The first time I heard Be-Bop-a-Lula I was about 16 and was eating lunch with my dad at Angelo’s Hamburgers in Santa Ana, CA. I checked out the jukebox selections and saw Gene Vincent’s Be-Bop-a-Lula. I knew the title because I had seen it referenced in a thousand books and liner notes, but I was sure I had never actually heard the song. My dad encouraged me to play it. I dropped my quarter in and hit the buttons.
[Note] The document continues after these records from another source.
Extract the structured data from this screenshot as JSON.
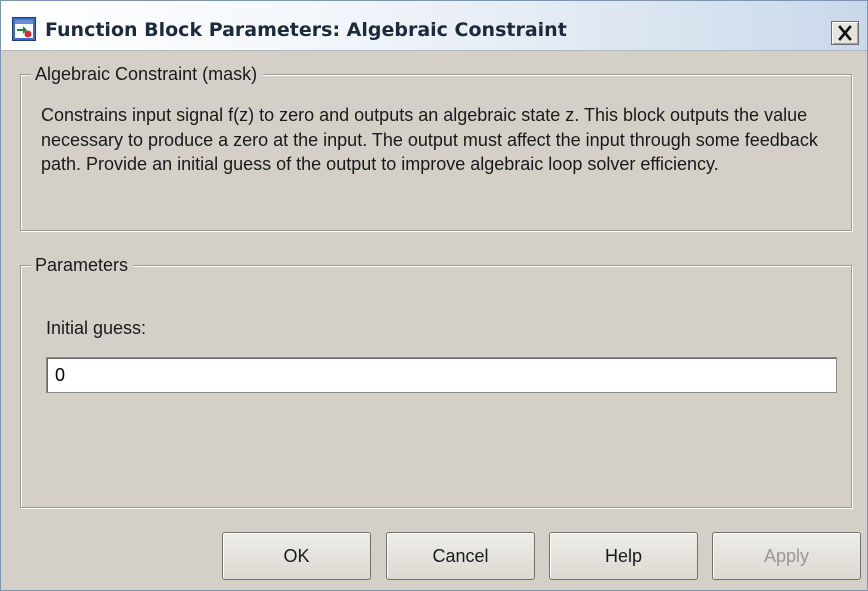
{
  "window": {
    "title": "Function Block Parameters: Algebraic Constraint",
    "close_label": "✕"
  },
  "mask_group": {
    "label": "Algebraic Constraint (mask)",
    "description": "Constrains input signal f(z) to zero and outputs an algebraic state z. This block outputs the value necessary to produce a zero at the input. The output must affect the input through some feedback path. Provide an initial guess of the output to improve algebraic loop solver efficiency."
  },
  "parameters_group": {
    "label": "Parameters",
    "initial_guess": {
      "label": "Initial guess:",
      "value": "0"
    }
  },
  "buttons": {
    "ok": "OK",
    "cancel": "Cancel",
    "help": "Help",
    "apply": "Apply",
    "apply_enabled": false
  },
  "icons": {
    "app": "simulink-block-icon",
    "close": "close-icon"
  }
}
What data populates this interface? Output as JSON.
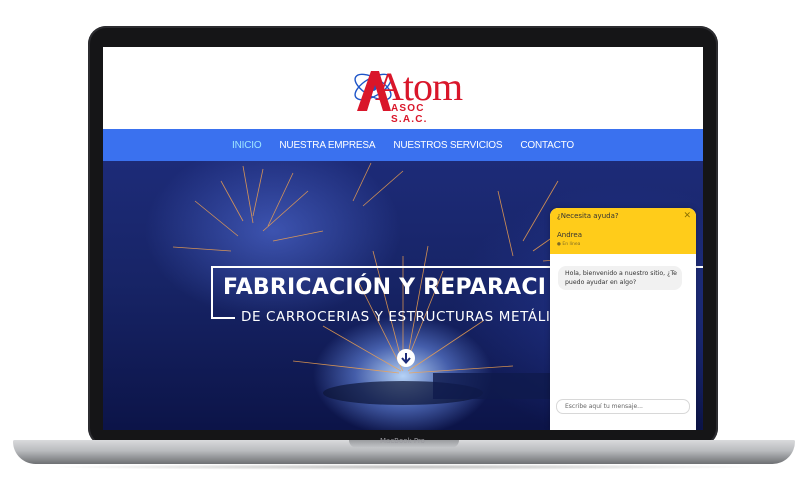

The opening “Well…” literally made the hair on the back of my neck stand on end. I’d never heard anything like it and still haven’t. The sound of that recording is one of the great treats in rock and roll. I became an instant Gene Vincent fan from that day forward.
Recorded in Nashville in 1956, the sheer genius of Be-Bop-a-Lula is not in the lyrics (which are simple, straightforward and somewhat corny). It’s the stark instrumentation, perfect slap-back echo on Gene’s haunting vocals, some well-placed screams from the band, and Cliff Gallup’s beautifully laid-back guitar riffs.
The chopped chunk-chunk acoustic rhythm guitar combines perfectly with the single snare drum. Even more unique, this may be one of the few bonafide rock and roll recordings in which the drummer actually makes heavy use of brushes during most of the song.
I recently listened to Be-Bop-a-Lula, which prompted this post. It just came up on my Pandora Radio station, and I stopped to give it a good listen. Sometimes I’m quick to forward past the songs I’ve heard countless times – after all, I’ve memorized every lyric and every note. But every once in a while it’s good to stop and really listen just to avoid taking for granted something as brilliant as a great rock and roll recording.
Live on, Gene. Thanks, Dad and Angelo’s!